Disability rights activists like ADAPT, meanwhile, kept the pressure on the media and refused to let McConnell and Ryan slink into the darkness to craft this bill. Even leading up to McConnell’s democracy-threatening midnight vote, do you know what cable news was featuring? Some showy Scaramucci story. Disability rights activists prevented them from pulling this shit. With their die-ins, sit-ins, and repeated protests in a country which already makes it very difficult to get a wheelchair anywhere, they drew constant attention to the House and Senate repeal efforts, and they forced local and national news to focus on healthcare. They went to prison for protesting to protect their fellow citizens from dying. There’s pretty much nothing braver or more inherently decent than that.

And, of course, thank Collins and Murkowski. They’ve faced enormous, often misogynist pressure from their Republican colleagues: wishful promises of violence, threats against their state’s funding, whinging about “female senators from the Northeast,” and pledges from billionaires to fund primary challenges against them. In the face of this, they’ve steadfastly voted on behalf of their constituents instead of on behalf of Mitch McConnell. (Imagine that.) Their resistance set the stage for McCain to join them. And while they own a whole lot of toxic bullshit – I neither forgive nor forget Betsy Devos – on this issue, they saved millions of Americans from losing insurance, dying, or going into bankruptcy. Let them know you see it and appreciate it.

And, yeah, I do think it’s worth emphasizing that they’re both women. When we look at “Republicans who didn’t vote to murder people,” the women of the Senate are 2 out of 5 (40%) and the men are 1 out of 47 (2%). Sure, that pool of women is rather small, but the discrepancy is telling. When it came to courage and rational policy-making, the Republican men did not deliver. (However, credit to vulnerable red-state Democrats like Joe Manchin (D-WV), who never wavered in their commitment to the ACA. That man showed courage.)

If you’re in Arizona, you do with McCain what you want to do. He really did the right thing, in the end, and that deserves credit. He didn’t cave to McConnell, and he made that showboat speech from a few days ago actually mean something. If you’re an Arizonan who called him, he respected your best interests – and he listened to the concerns of his state governor. Our national healthcare prospects would be grotesque without his principled vote.
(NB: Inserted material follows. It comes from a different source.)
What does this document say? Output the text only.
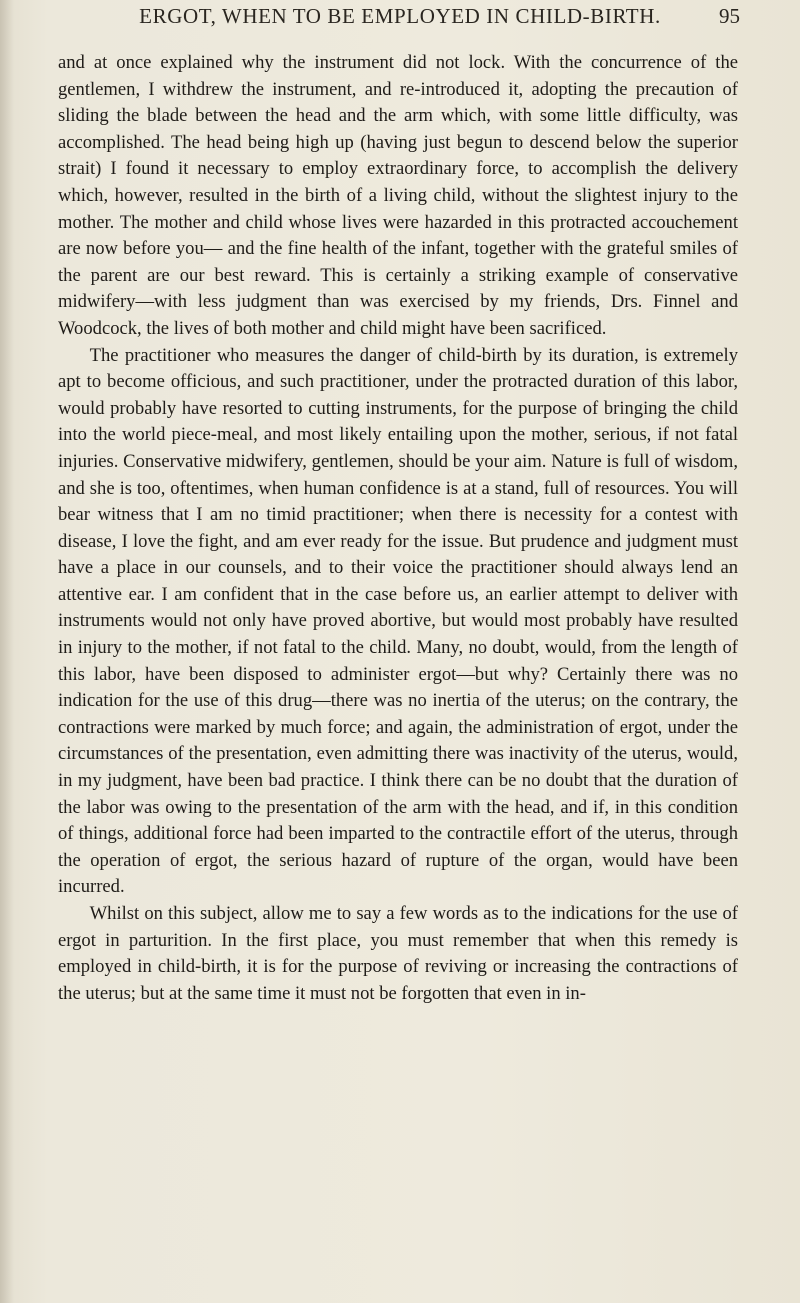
ERGOT, WHEN TO BE EMPLOYED IN CHILD-BIRTH.	95

and at once explained why the instrument did not lock. With the concurrence of the gentlemen, I withdrew the instrument, and re-introduced it, adopting the precaution of sliding the blade between the head and the arm which, with some little difficulty, was accomplished. The head being high up (having just begun to descend below the superior strait) I found it necessary to employ extraordinary force, to accomplish the delivery which, however, resulted in the birth of a living child, without the slightest injury to the mother. The mother and child whose lives were hazarded in this protracted accouchement are now before you— and the fine health of the infant, together with the grateful smiles of the parent are our best reward. This is certainly a striking example of conservative midwifery—with less judgment than was exercised by my friends, Drs. Finnel and Woodcock, the lives of both mother and child might have been sacrificed.

The practitioner who measures the danger of child-birth by its duration, is extremely apt to become officious, and such practitioner, under the protracted duration of this labor, would probably have resorted to cutting instruments, for the purpose of bringing the child into the world piece-meal, and most likely entailing upon the mother, serious, if not fatal injuries. Conservative midwifery, gentlemen, should be your aim. Nature is full of wisdom, and she is too, oftentimes, when human confidence is at a stand, full of resources. You will bear witness that I am no timid practitioner; when there is necessity for a contest with disease, I love the fight, and am ever ready for the issue. But prudence and judgment must have a place in our counsels, and to their voice the practitioner should always lend an attentive ear. I am confident that in the case before us, an earlier attempt to deliver with instruments would not only have proved abortive, but would most probably have resulted in injury to the mother, if not fatal to the child. Many, no doubt, would, from the length of this labor, have been disposed to administer ergot—but why? Certainly there was no indication for the use of this drug—there was no inertia of the uterus; on the contrary, the contractions were marked by much force; and again, the administration of ergot, under the circumstances of the presentation, even admitting there was inactivity of the uterus, would, in my judgment, have been bad practice. I think there can be no doubt that the duration of the labor was owing to the presentation of the arm with the head, and if, in this condition of things, additional force had been imparted to the contractile effort of the uterus, through the operation of ergot, the serious hazard of rupture of the organ, would have been incurred.

Whilst on this subject, allow me to say a few words as to the indications for the use of ergot in parturition. In the first place, you must remember that when this remedy is employed in child-birth, it is for the purpose of reviving or increasing the contractions of the uterus; but at the same time it must not be forgotten that even in in-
But he also voted to put millions of Americans through the stress of watching this debacle. He had the gall to declare, “Watch the show” before making his dramatic “no” vote. This was not an Aaron Sorkin season finale; this was people’s lives, and McCain undoubtedly toyed with them for his personal brand. However, if he’s so willing to do the right thing in exchange for attention, I totally understand why you may want to call him and give him that positive feedback. You may also just want to experience the relief of calling your Republican senator to say “Thank you” instead of “Please don’t kill me” for once. You may also be too furious to say thanks to this man. You do you.

This fight is far from over. McConnell and Paul Ryan love killing poor people, and as long as they hold the House and the Senate, repeal will be back. But for today…today, evil lost. And you won.